Rupiah Libas Dolar AS Lagi, Nyaris Tembus Rp 14.400/US$
Jakarta, CNBC Indonesia - Nilai tukar rupiah kembali melesat melawan dolar Amerika Serikat (AS) pada perdagangan Jumat (3/6/2022) hingga mendekati level Rp 14.400/US$. Rupiah mendapat sentimen positif dari dalam negeri, sementara indeks dolar AS yang kembali menurun membuatnya semakin leluasa menguat.
Begitu perdagangan dibuka, rupiah langsung melesat 0,41% ke Rp 14.420/US$. Level tersebut merupakan yang terkuat sejak 28 April lalu. Seiring berjalannya waktu, penguatan rupiah terpangkas berada di Rp 14.435/US$ atau menguat 0,31% pada pukul 9:05 WIB.
Tanda-tanda rupiah akan menguat sudah terlihat sebelum pembukaan perdagangan, di mana kurs non-deliverable forward (NDF) yang posisinya lebih kuat ketimbang beberapa saat setelah penutupan perdagangan Kamis kemarin.
Inflasi di Indonesia yang melandai memberikan sentimen positif ke rupiah. Badan Pusat Statistik (BPS) kemarin melaporkan inflasi inti bulan Mei melambat menjadi 2,58% year-on-year (yoy), dari bulan sebelumnya 2,6% (yoy).
Inflasi inti merupakan acuan Bank Indonesia dalam menetapkan kebijakan moneter, dengan mulai melandai maka tekanan untuk menaikkan suku bunga juga tidak besar. Dengan suku bunga acuan di tahan di rekor terendah 3,5%, tentunya akan membantu pertumbuhan ekonomi.
Sementara itu, indeks dolar AS kemarin merosot 0,66% dan hari ini berlanjut lagi 0,16%. Sentimen pelaku pasar yang membaik dan kembali ke aset-aset berisiko memberikan tekanan bagi dolar AS.
"Ada beberapa faktor yang membuat dolar AS tertekan, tetapi sebagian besar merupakan sentimen terhadap risiko yang membaik," kata John Doyle, vice presiden dealing dan trading di Monex USA, sebagaimana dilansir Reuters, Kamis (2/6/2022).
Salah satu alasan membaiknya sentimen pelaku pasar yakni, tekanan global berupa kenaikan harga energi yang diekspektasikan berkurang.

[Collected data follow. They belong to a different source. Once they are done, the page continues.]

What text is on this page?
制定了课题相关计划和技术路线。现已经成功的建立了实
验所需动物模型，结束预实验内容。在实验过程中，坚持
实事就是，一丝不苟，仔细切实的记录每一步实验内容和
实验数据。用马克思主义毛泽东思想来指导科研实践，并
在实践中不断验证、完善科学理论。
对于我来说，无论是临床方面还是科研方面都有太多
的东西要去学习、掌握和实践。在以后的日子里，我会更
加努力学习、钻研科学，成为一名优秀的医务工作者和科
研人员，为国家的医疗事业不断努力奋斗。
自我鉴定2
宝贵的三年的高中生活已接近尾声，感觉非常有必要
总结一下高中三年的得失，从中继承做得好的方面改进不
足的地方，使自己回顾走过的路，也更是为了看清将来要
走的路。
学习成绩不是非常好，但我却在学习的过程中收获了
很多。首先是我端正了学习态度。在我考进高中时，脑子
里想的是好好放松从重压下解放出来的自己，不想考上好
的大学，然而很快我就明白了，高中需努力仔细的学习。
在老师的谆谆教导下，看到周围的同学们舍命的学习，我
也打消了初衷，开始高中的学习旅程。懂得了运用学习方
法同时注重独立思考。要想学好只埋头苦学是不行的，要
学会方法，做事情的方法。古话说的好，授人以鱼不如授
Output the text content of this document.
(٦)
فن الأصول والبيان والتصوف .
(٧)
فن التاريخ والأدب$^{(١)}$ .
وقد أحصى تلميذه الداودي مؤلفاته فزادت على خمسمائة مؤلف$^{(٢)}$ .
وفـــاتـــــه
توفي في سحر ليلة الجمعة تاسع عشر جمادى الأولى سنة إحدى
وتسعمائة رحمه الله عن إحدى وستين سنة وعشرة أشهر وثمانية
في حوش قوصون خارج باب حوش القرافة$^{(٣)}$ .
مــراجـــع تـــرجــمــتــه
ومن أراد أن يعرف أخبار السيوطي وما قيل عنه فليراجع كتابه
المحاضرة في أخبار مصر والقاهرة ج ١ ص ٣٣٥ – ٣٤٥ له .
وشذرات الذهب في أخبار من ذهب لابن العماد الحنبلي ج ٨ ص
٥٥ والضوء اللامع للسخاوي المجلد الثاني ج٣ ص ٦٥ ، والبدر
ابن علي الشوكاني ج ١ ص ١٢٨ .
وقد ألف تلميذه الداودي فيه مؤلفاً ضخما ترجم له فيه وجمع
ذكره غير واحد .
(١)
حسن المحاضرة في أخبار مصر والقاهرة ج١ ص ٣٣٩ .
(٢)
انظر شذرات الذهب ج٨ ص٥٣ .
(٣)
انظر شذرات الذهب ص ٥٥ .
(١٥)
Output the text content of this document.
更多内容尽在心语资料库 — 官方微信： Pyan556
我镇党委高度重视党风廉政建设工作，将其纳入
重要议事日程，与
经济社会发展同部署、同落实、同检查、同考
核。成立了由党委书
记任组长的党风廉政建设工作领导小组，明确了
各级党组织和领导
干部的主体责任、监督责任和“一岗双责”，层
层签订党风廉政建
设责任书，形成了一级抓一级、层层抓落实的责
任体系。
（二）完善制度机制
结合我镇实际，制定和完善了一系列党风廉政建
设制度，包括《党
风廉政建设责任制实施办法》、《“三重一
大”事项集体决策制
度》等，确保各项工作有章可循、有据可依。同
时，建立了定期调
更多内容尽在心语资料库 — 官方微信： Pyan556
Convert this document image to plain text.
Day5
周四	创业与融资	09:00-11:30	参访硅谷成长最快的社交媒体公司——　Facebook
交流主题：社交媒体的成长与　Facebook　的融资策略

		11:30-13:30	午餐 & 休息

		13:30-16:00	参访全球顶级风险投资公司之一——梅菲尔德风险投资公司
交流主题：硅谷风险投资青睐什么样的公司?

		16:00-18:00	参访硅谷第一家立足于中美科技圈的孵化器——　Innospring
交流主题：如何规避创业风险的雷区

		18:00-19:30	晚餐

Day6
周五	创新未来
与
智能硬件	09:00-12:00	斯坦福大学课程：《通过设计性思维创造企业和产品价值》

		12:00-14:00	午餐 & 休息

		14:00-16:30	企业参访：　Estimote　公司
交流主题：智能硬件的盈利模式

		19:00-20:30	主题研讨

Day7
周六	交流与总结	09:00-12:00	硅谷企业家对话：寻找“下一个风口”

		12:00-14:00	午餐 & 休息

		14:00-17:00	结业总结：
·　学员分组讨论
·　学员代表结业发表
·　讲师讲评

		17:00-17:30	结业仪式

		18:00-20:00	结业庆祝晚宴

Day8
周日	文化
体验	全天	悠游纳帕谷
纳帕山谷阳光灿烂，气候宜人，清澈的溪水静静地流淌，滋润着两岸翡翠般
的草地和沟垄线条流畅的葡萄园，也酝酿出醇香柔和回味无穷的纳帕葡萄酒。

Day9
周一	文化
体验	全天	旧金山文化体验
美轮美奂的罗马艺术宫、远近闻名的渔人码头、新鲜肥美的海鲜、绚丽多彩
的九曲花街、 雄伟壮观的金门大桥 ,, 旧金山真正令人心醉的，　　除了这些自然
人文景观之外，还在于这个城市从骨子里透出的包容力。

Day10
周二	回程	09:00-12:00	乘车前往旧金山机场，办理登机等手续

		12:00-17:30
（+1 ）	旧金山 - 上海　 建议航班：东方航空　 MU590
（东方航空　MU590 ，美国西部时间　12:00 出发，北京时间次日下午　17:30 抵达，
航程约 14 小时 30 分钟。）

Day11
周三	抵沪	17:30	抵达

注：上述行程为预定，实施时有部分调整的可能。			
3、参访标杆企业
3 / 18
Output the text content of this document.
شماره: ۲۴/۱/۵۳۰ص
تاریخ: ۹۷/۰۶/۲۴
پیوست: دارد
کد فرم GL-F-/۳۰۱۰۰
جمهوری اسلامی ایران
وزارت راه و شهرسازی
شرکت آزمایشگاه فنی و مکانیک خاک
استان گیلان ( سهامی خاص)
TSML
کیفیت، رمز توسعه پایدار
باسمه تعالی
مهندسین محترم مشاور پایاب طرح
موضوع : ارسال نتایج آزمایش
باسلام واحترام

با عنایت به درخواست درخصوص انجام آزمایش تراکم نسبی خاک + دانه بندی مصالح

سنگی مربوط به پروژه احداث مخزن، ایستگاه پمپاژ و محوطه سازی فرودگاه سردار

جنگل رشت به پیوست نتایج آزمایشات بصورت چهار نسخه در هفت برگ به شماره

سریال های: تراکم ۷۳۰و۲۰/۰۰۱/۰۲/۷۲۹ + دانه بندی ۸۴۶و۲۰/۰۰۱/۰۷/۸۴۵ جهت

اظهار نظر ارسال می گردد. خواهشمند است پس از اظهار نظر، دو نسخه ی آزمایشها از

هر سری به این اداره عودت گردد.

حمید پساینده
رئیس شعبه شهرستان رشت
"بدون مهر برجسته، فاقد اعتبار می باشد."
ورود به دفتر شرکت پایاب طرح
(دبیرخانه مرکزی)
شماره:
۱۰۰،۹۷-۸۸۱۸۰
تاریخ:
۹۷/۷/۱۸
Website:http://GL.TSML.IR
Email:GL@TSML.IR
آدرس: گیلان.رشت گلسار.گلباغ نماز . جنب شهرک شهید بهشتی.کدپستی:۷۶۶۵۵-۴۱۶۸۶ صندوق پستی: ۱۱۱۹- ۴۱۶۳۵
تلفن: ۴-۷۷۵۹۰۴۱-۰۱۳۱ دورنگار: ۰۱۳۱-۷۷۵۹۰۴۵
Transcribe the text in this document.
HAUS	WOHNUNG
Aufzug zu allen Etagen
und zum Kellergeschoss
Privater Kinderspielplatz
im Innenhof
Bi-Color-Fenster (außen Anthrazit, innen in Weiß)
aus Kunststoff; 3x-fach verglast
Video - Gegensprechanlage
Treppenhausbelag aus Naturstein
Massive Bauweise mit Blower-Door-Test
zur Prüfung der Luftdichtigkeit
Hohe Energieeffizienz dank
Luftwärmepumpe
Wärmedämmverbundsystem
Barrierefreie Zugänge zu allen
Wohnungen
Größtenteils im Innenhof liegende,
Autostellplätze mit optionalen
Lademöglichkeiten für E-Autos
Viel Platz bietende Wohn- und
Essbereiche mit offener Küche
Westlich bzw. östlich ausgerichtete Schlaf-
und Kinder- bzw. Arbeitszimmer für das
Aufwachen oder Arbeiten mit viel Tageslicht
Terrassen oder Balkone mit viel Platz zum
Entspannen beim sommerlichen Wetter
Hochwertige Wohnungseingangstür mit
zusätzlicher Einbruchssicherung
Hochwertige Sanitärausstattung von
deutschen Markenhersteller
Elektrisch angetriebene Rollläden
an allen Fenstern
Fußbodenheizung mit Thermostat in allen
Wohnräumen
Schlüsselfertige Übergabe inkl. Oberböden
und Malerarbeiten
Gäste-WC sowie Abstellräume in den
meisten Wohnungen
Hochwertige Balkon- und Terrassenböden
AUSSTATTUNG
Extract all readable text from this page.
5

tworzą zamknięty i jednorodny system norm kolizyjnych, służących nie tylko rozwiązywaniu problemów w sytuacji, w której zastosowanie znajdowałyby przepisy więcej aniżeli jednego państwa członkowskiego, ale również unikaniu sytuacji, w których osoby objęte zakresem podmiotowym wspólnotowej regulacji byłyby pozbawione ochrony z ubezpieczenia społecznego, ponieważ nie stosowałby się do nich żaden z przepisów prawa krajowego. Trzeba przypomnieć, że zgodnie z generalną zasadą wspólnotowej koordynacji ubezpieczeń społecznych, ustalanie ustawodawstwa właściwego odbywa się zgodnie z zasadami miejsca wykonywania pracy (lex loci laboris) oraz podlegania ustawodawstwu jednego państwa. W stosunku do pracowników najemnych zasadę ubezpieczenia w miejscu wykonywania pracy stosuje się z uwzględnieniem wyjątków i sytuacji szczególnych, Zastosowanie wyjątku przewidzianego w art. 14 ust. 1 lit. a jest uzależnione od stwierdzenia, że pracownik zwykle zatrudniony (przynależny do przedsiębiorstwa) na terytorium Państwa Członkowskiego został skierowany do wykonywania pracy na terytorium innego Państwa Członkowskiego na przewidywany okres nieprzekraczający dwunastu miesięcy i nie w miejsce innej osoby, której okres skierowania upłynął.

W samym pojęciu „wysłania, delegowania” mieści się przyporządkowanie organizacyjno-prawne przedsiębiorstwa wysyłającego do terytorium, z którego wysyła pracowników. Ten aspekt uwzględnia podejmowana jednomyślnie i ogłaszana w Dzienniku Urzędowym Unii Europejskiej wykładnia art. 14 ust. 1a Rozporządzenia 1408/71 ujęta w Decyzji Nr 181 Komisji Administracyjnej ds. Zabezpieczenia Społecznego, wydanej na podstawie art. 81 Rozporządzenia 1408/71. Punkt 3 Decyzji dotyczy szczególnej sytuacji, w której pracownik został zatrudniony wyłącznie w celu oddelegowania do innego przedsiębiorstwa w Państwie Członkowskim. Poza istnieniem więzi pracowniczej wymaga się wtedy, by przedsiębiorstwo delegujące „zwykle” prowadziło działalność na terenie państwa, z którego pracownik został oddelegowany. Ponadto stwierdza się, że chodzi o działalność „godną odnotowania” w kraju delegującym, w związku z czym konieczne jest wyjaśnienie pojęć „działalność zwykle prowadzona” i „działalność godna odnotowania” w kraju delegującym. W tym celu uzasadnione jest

Sebab Organisasi Negara Pengekspor Minyak (Organization of the Petroleum Exporting Countries/OPEC) memutuskan menaikkan produksinya dalam rapat tadi malam (WIB).
Rapat OPEC+ yang diikuti anggota OPEC dan produsen minyak di luar OPEC, memutuskan menaikkan produksi sebesar 648.000 barel per hari pada Juli dan Agustus, mengakhiri pemangkasan produksi terbesar dalam sejarah akibat pandemi Covid-19.
Dengan kenaikan tersebut, harga minyak mentah diharapkan tidak lagi menanjak naik, sehingga tekanan inflasi akibat kenaikan harga energi menjadi berkurang. Ancaman resesi hingga stagflasi pun bisa berkurang yang membuat sentimen pelaku pasar membaik.
"Kabar Arab Saudi yang akan memproduksi lebih banyak minyak mentah serta China yang akan melonggarkan karantina wilayah membuat sentimen pelaku pasar membaik dan tidak menguntungkan bagi aset safe haven seperti dolar AS," kata Doyle.